Zaki Hannache, porte-voix d’une génération algérienne pacifique

De jeune apolitique rêvant d’immigration à citoyen engagé pour la libération des détenus d’opinion en Algérie, la vie de Zaki Hannache a « radicalement changé » après la première marche du mouvement populaire du Hirak le 22 février 2019 (voir en p. 12)

Sorti « de façon involontaire », comme par « automatisme », pour rejoindre la mobilisation inédite dans les rues d’Alger, il s’est soudain senti concerné.

« C’était la seule solution pour ne pas avoir un mort-vivant au pouvoir », dit-il, en référence à l’ex-président Abdelaziz Bouteflika, grabataire, qui briguait un cinquième mandat.

À 31 ans, ce technicien en maintenance industrielle participe à sa première manifestation. Constamment « branché », il se découvre une nouvelle vocation : informer l’opinion sur les prisonniers du mouvement.

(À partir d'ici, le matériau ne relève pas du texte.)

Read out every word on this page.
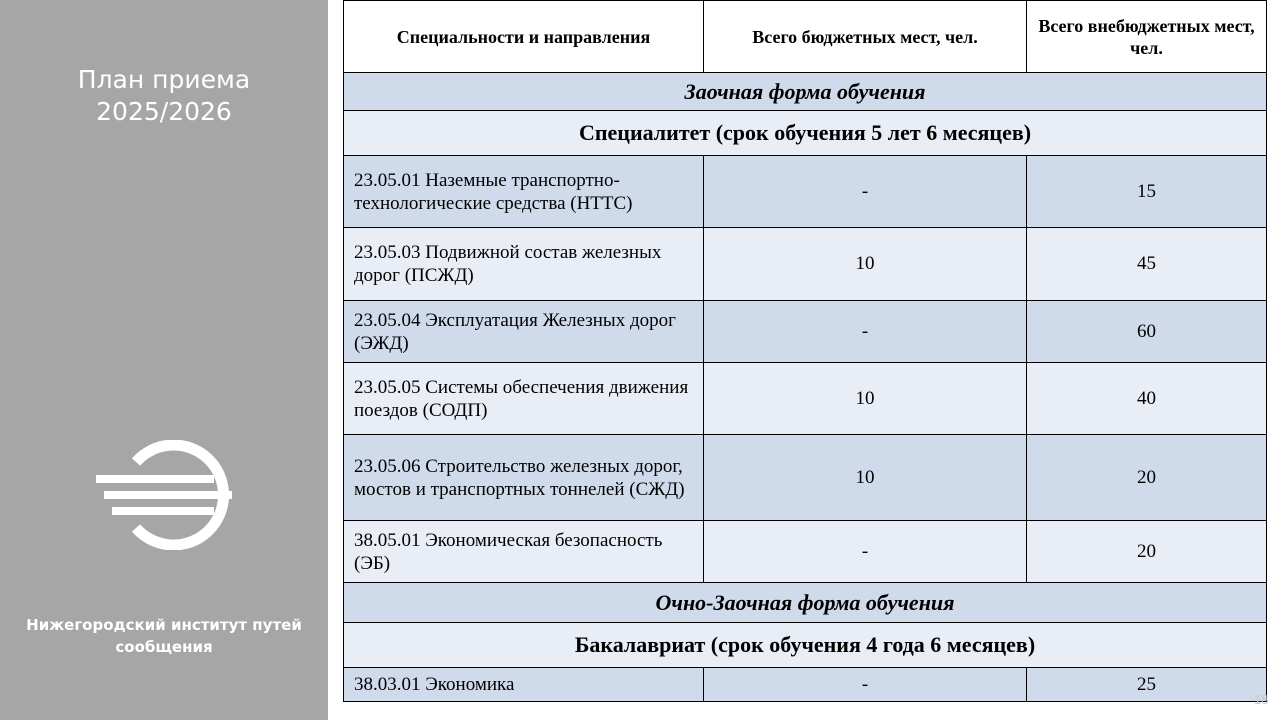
План приема
2025/2026
Нижегородский институт путей сообщения
Специальности и направления	Всего бюджетных мест, чел.	Всего внебюджетных мест, чел.
Заочная форма обучения		
Специалитет (срок обучения 5 лет 6 месяцев)		
23.05.01 Наземные транспортно-технологические средства (НТТС)	-	15
23.05.03 Подвижной состав железных дорог (ПСЖД)	10	45
23.05.04 Эксплуатация Железных дорог (ЭЖД)	-	60
23.05.05 Системы обеспечения движения поездов (СОДП)	10	40
23.05.06 Строительство железных дорог, мостов и транспортных тоннелей (СЖД)	10	20
38.05.01 Экономическая безопасность (ЭБ)	-	20
Очно-Заочная форма обучения		
Бакалавриат (срок обучения 4 года 6 месяцев)		
38.03.01 Экономика	-	25
18
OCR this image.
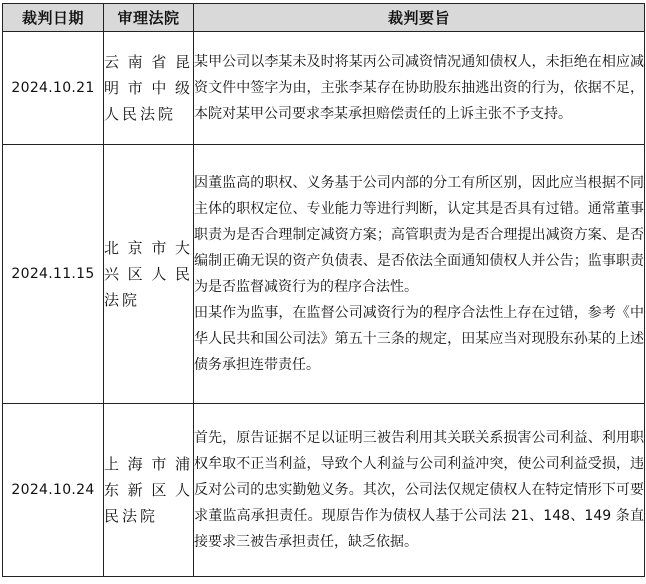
裁判日期	审理法院	裁判要旨
2024.10.21	云南省昆明市中级人民法院	某甲公司以李某未及时将某丙公司减资情况通知债权人，未拒绝在相应减资文件中签字为由，主张李某存在协助股东抽逃出资的行为，依据不足，本院对某甲公司要求李某承担赔偿责任的上诉主张不予支持。

2024.11.15	北京市大兴区人民法院	因董监高的职权、义务基于公司内部的分工有所区别，因此应当根据不同主体的职权定位、专业能力等进行判断，认定其是否具有过错。通常董事职责为是否合理制定减资方案；高管职责为是否合理提出减资方案、是否编制正确无误的资产负债表、是否依法全面通知债权人并公告；监事职责为是否监督减资行为的程序合法性。

田某作为监事，在监督公司减资行为的程序合法性上存在过错，参考《中华人民共和国公司法》第五十三条的规定，田某应当对现股东孙某的上述债务承担连带责任。

2024.10.24	上海市浦东新区人民法院	首先，原告证据不足以证明三被告利用其关联关系损害公司利益、利用职权牟取不正当利益，导致个人利益与公司利益冲突，使公司利益受损，违反对公司的忠实勤勉义务。其次，公司法仅规定债权人在特定情形下可要求董监高承担责任。现原告作为债权人基于公司法 21、148、149 条直接要求三被告承担责任，缺乏依据。
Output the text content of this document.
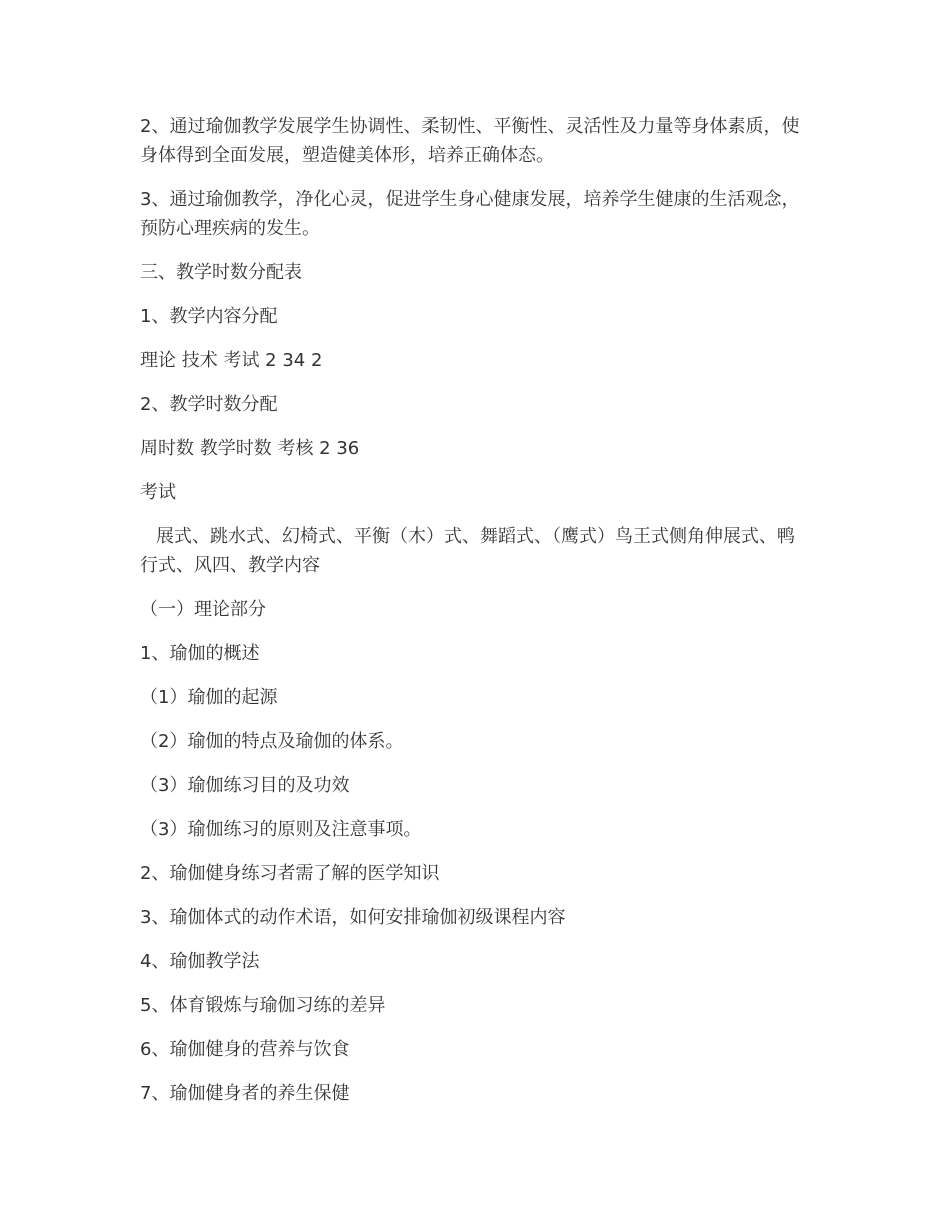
2、通过瑜伽教学发展学生协调性、柔韧性、平衡性、灵活性及力量等身体素质，使身体得到全面发展，塑造健美体形，培养正确体态。

3、通过瑜伽教学，净化心灵，促进学生身心健康发展，培养学生健康的生活观念，预防心理疾病的发生。

三、教学时数分配表

1、教学内容分配

理论 技术 考试 2 34 2

2、教学时数分配

周时数 教学时数 考核 2 36

考试

展式、跳水式、幻椅式、平衡（木）式、舞蹈式、（鹰式）鸟王式侧角伸展式、鸭行式、风四、教学内容

（一）理论部分

1、瑜伽的概述

（1）瑜伽的起源

（2）瑜伽的特点及瑜伽的体系。

（3）瑜伽练习目的及功效

（3）瑜伽练习的原则及注意事项。

2、瑜伽健身练习者需了解的医学知识

3、瑜伽体式的动作术语，如何安排瑜伽初级课程内容

4、瑜伽教学法

5、体育锻炼与瑜伽习练的差异

6、瑜伽健身的营养与饮食

7、瑜伽健身者的养生保健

Son téléphone sonne sans arrêt. Son profil Facebook est devenu une plateforme d’information face au silence de la télévision publique et des chaînes privées proches du pouvoir.

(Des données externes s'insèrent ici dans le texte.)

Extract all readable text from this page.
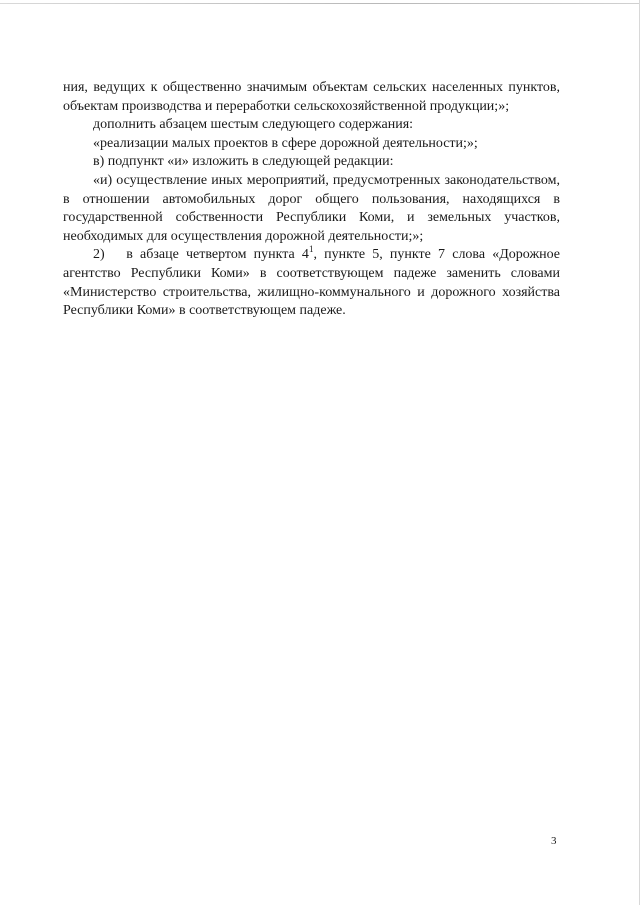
ния, ведущих к общественно значимым объектам сельских населенных пунктов, объектам производства и переработки сельскохозяйственной продукции;»;

дополнить абзацем шестым следующего содержания:

«реализации малых проектов в сфере дорожной деятельности;»;

в) подпункт «и» изложить в следующей редакции:

«и) осуществление иных мероприятий, предусмотренных законодательством, в отношении автомобильных дорог общего пользования, находящихся в государственной собственности Республики Коми, и земельных участков, необходимых для осуществления дорожной деятельности;»;

2) в абзаце четвертом пункта $4^1$, пункте 5, пункте 7 слова «Дорожное агентство Республики Коми» в соответствующем падеже заменить словами «Министерство строительства, жилищно-коммунального и дорожного хозяйства Республики Коми» в соответствующем падеже.

3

Quotidiennement en contact avec des militants, familles de prisonniers et avocats, il récolte et vérifie les informations concernant les interpellations, les motifs d’inculpation ou encore les conditions de détention des critiques du régime.

Il a établi petit à petit une liste des détenus d’opinion et devient ainsi, au même titre que certaines ONG, une source d’information pour les journalistes, associations et avocats.

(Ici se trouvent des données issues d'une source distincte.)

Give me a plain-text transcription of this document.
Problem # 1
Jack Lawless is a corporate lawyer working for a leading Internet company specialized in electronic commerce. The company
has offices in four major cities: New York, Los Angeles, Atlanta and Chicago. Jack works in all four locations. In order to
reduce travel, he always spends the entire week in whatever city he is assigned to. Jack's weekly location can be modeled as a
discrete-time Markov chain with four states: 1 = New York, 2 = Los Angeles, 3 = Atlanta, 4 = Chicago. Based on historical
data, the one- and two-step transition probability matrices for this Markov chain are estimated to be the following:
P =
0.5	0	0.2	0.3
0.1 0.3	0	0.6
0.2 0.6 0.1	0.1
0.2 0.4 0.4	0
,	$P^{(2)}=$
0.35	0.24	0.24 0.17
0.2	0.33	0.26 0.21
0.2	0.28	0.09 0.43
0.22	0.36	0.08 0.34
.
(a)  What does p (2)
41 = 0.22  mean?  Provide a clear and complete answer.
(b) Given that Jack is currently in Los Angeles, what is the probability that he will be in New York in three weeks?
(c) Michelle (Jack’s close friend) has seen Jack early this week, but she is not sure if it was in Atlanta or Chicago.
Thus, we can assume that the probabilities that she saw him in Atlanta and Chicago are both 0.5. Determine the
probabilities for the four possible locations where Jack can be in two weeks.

Zaki Hannache jongle avec peine entre son travail dans une entreprise publique et son engagement. « Ma famille, mes amis et même mes collègues me disent, mais jusqu’à quand allons-nous avoir peur ? »

Si près de 40 prisonniers d’opinion ont été libérés à la veille du 2e anniversaire du soulèvement populaire, à la suite d’une grâce présidentielle, une trentaine d’autres sont toujours derrière les barreaux pour des faits liés au Hirak et/ou aux libertés individuelles, selon le jeune militant.

Devenu porte-voix d’une génération pacifique, qui a dépassé ses peurs face à l’engagement,

il en sort grandi, avec un apprentissage politique et civique, et déterminé à bâtir l’Algérie de demain et à renverser la vieille garde au pouvoir.